A highlight of our spring was the annual Morton E. Ruderman Memorial Lecture, featuring noted bioethicist Dr. Paul Root Wolpe speaking on “Frankenstein and the Golem: How ancient tales can inform modern biotechnology.” Wolpe is the Asa Griggs Candler Professor of Bioethics, the Raymond F. Schinazi Distinguished Research Chair in Jewish Bioethics, a Professor in the Departments of Medicine, Pediatrics, Psychiatry, and Sociology, and the Director of the Center for Ethics at Emory University; he also serves as the first Senior Bioethicist for NASA. For more on his lecture, see the article in this issue.

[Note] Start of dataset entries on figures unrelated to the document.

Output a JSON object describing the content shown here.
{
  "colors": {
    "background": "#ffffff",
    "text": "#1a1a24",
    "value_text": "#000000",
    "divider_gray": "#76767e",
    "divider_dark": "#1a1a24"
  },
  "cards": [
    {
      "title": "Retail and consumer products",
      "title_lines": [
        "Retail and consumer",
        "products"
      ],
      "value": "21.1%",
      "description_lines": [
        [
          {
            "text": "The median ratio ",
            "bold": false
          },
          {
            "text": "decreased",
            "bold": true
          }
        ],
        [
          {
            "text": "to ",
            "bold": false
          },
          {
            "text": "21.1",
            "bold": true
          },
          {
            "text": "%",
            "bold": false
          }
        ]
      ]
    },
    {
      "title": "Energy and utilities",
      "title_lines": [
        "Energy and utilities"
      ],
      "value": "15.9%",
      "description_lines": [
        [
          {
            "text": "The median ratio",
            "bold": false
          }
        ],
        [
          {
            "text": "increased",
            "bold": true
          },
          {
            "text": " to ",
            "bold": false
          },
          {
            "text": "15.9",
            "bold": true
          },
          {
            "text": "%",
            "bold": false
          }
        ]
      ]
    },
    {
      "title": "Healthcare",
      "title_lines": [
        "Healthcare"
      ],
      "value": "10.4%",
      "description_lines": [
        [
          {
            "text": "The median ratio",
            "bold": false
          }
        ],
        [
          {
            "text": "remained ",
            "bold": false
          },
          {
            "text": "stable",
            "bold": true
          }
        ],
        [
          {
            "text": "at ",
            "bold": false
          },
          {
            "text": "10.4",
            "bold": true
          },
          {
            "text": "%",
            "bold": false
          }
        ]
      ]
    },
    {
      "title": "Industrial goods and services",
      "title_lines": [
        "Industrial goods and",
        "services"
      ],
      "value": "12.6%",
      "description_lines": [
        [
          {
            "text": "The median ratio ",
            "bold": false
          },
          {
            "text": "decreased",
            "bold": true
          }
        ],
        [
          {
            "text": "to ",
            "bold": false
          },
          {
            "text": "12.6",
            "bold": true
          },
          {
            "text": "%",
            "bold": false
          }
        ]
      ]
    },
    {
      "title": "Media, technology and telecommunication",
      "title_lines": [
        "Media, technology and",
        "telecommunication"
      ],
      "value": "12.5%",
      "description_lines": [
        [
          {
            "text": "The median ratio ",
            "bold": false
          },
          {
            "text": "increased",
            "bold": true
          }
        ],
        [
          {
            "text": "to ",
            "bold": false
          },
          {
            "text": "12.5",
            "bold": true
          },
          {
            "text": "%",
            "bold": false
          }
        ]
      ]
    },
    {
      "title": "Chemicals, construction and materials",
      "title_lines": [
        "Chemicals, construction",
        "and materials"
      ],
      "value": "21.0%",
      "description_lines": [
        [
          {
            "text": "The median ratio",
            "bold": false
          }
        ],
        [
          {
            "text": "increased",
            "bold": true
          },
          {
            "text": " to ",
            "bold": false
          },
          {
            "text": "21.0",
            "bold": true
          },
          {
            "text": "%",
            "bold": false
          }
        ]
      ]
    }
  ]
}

Our 2016-2017 events will conclude on May 8 with a day-long symposium on cantillation, the ancient practice of chanting sacred scripture, as practiced in Judaism, Christianity, and Islam. Scholars, practitioners and students from the three faith traditions will come together for sessions that will address theoretical and performance issues that all (or many) have in common. The symposium will conclude with an evening concert, open to the general public, featuring Dünya, the acclaimed world music ensemble.